IN DEPTH: Desertec's second wind

The slow-motion dismantling of the visionary 100GW Desertec solar mega-development looked to have stunted the Middle East and North Africa (Mena) region’s industrial renewables build-out just as it was gathering pace.

The $550bn Sahara-spanning concentrating solar power (CSP) project was launched in 2009 with the aim of delivering 15% of Europe’s energy supply by mid-century, but it fell apart as German consortium members dropped out one by one.

However, the sands are shifting for the region and the “revalidated” 37-member group now spearheading the scheme, Munich-based DII (Desertec Industrial Initiative), which is positioning itself with a far grander ambition. It aims to shepherd the construction of more than 37GW of wind and solar in 15 Mena countries this decade that should spur the development of hundreds of gigawatts to come.

“We are more about the area itself [than any one major development] now,” says chief executive Paul van Son. “We see that a very large number of projects, after many years of preparation and waiting for this market, are going to happen.”
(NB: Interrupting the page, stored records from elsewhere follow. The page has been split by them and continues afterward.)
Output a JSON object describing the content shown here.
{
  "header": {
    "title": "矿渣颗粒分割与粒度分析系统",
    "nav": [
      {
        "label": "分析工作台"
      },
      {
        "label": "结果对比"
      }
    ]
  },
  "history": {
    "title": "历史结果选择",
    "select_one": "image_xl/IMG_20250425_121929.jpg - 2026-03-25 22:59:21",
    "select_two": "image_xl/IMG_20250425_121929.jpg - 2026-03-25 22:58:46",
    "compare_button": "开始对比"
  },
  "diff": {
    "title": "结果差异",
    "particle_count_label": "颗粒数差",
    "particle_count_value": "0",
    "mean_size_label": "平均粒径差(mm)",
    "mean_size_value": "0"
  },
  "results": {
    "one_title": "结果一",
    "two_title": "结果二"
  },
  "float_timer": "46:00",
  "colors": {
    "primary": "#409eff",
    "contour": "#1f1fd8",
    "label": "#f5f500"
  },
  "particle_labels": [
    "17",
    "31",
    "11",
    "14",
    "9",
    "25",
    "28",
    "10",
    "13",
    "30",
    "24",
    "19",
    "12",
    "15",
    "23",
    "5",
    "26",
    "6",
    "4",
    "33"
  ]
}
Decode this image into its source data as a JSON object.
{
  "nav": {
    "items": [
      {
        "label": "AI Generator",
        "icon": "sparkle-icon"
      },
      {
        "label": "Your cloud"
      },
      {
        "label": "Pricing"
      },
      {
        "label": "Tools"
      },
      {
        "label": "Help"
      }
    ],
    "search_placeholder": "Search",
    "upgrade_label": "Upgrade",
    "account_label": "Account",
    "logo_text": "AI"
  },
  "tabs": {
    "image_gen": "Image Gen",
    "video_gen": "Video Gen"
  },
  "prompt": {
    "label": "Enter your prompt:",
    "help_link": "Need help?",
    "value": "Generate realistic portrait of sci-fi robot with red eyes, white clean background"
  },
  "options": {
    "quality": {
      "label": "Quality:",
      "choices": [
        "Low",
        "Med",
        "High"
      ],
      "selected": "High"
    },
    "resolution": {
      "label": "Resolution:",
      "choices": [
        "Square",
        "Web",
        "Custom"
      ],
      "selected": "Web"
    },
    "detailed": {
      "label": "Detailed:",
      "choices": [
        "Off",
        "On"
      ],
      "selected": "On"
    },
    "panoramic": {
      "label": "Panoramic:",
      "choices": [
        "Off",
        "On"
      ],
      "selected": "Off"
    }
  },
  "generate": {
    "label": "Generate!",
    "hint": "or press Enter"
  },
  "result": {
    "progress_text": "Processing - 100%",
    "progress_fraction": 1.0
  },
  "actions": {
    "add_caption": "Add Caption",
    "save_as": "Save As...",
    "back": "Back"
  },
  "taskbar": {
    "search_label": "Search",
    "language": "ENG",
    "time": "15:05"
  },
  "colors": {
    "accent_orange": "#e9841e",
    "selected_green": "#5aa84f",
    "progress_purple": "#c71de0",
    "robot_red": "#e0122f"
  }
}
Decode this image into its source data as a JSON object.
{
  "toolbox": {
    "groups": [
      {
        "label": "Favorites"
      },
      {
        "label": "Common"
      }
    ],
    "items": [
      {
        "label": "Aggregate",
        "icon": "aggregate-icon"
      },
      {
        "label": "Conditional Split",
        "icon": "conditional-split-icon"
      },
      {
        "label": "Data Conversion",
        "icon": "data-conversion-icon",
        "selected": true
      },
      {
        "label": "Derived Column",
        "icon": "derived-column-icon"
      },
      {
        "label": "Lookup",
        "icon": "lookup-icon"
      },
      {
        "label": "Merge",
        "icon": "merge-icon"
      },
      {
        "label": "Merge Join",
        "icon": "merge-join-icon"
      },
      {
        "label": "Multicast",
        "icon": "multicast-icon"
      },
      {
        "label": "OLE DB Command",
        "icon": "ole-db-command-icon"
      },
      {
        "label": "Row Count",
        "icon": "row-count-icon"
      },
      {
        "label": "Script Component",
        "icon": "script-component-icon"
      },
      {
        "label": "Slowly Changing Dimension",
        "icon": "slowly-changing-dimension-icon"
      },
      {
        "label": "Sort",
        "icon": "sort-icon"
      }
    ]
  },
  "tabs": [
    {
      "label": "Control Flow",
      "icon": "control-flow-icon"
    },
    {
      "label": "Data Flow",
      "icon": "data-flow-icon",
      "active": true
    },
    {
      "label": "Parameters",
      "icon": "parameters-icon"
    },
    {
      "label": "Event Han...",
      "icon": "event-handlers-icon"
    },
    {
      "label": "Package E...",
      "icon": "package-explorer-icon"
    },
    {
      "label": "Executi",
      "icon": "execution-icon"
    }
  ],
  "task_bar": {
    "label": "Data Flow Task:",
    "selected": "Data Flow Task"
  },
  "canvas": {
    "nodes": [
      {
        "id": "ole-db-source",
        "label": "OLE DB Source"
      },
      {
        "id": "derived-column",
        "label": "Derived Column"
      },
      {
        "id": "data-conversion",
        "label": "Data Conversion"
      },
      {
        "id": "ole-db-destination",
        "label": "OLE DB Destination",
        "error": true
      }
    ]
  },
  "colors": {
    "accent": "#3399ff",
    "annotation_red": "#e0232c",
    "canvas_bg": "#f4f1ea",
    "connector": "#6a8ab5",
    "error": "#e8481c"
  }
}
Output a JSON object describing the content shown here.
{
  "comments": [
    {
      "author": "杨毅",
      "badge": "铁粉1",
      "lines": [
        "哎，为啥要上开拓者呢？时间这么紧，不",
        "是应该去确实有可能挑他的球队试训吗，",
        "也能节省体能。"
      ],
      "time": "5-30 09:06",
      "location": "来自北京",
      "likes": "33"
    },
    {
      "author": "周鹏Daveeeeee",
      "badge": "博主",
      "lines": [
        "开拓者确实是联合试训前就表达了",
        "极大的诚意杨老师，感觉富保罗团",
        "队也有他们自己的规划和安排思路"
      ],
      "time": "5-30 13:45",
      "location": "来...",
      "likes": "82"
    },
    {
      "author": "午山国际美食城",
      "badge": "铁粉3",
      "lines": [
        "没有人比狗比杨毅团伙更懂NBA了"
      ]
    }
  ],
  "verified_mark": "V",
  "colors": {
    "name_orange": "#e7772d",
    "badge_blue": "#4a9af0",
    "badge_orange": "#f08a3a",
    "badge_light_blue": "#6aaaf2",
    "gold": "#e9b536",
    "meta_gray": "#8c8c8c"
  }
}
According to DII’s figures, Mena’s renewables capacity, which has experienced a 30% compound annual growth rate since 2000, is on track to double to more than 8GW by the end of next year. Wind alone is expected to add 20GW by 2020.

“On the political level, five years ago there was little awareness and not much support for renewable energy, to the extent that some Mena countries said: ‘We don’t need it. We have oil and gas’. Only Morocco, Algeria and a few others were systematically making plans for renewables,” van Son stresses.

“Now there is not a single one that does not have renewables in their national energy strategy. There are positive signals everywhere. This is all about to take off.” He points to Morocco, “currently far ahead of the others”; Egypt, where renewables have become “priority number one”; and Saudi Arabia, with its $110bn plan for 50GW of renewables.

Mena needs new energy. Electricity demand is climbing at 6-8% a year, driven by growing populations with an ever-greater appetite for appliances such as air-conditioners and desalination units.

And the fossil-fuel-generated electricity used by Mena countries isn’t keeping pace with that demand. Not in oil-rich Saudia Arabia, where the net export of crude to generate electricity in 2010 exceeded four terawatt hours (TWh), nor in hydrocarbon-poor Morocco, which imported 73TWh that year.

Saudia Arabia is unrolling plans to install more than 40GW of solar by 2030; Morocco wants to see 42% of its power flowing from renewables ten years earlier. Jordan, long dependent on the on-off flow of Egyptian gas, inked 12 power-purchase agreements with renewables developers adding up to 200MW this year.

“Wind is in a dominant position at the moment, driven by [per MWh] price and attractive wind conditions in countries like Morocco and Egypt, but we are going to see more and more solar coming on, mainly CSP, as in Algeria. And now the third [technology] is PV, which is getting an increasingly prominent place in Mena because of simplicity, modularity and price,” says van Son.

This energy transition is not solely about installing turbines and panels. Technical and commercial hurdles are being overcome, but in the longer term regulatory conditions need to be retailored for the renewables market after decades of oil-centrism.

“Even countries like Egypt, Tunisia, Morocco that are importing fossil fuels are subsidising it for their own domestic consumption — it is utterly unsustainable,” says van Son. “We see a pan-Arabic movement of developing projects and financing projects, and we see ourselves having a hand in helping [these organisations] in accelerating development of these projects.”

Time is marching on. The region’s population is forecast to swell by up to 45% by 2050, with power demand exceeding eight petawatt hours for its projected 1.2 billion citizens. So it is in the interest of all concerned to move away from volatile fossil-fuel markets towards a sustainable system.

For Mena, renewables represent affordable, stable electricity supply to boost domestic economic growth, exports worth up to €63bn annually, and the creation of up to one million job-years by 2050.

But beyond that lies a much larger prize. For Europe to meet its mid-century CO2 reduction targets, 20% of electricity could be sourced from Mena at a cut-price €30 ($41) per MWh more cheaply than today, re-energising DII’s original mission of heading up a Mena-based energy revolution.